Having been displaced by Hurricane Katrina as a child, Jones wore a red “X” on his cleats, out of respect for the search crews following the storm, he said.

“It’s pretty much how they labeled houses, the vacant houses, after they checked them,” Jones said. “They’d check the many hazards, any dead bodies or dead pets or anything. It was just my way of showing my tribute to everything that was going on, the anniversary of them re-opening the dome, and what I’ve been through.”

Early in the fourth quarter as the Saints were driving, Jones capped off a night to remember by intercepting quarterback Drew Brees and returning it for a touchdown, a play the 2016 second round draft pick said he didn’t pull off by himself.

“I pretty much had inside help, so I could help Brian Poole on his route, and he made a great break up and the ball was in the air, and I ran to catch it,” Jones said, and then it was off to the races. “Just focus on keeping the ball high and tight and not getting caught.”

Jones said as he was running towards the end zone only one thing was on his mind: “Don’t get caught from behind,” Jones laughed. “I knew I had to score. I was like I’m going to regret it if I don’t.”

Jones’ college, LSU, also made national headlines this week after they fired longtime head coach Les Miles, a decision that hurt the former Tiger linebacker.

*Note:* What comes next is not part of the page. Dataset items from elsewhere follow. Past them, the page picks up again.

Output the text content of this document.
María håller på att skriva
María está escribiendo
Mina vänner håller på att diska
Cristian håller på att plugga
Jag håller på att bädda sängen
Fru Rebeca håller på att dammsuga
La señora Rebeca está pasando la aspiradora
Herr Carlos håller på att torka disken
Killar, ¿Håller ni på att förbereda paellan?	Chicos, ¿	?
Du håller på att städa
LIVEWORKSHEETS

“It was a little heart breaking, because you know that was my coach the whole time I was there,” Jones said. “He’s a real players’ coach. He’s pretty much a father figure to us. He holds us accountable, makes sure we’re doing right in class and off the field, and it was just like that was all I knew growing up watching LSU ball, there’s Coach Miles. It was an honor to play for him. I want those guys to keep their head up, and I know Coach (Orgeron) and the people still out there, are going to do a great job the rest of the season.”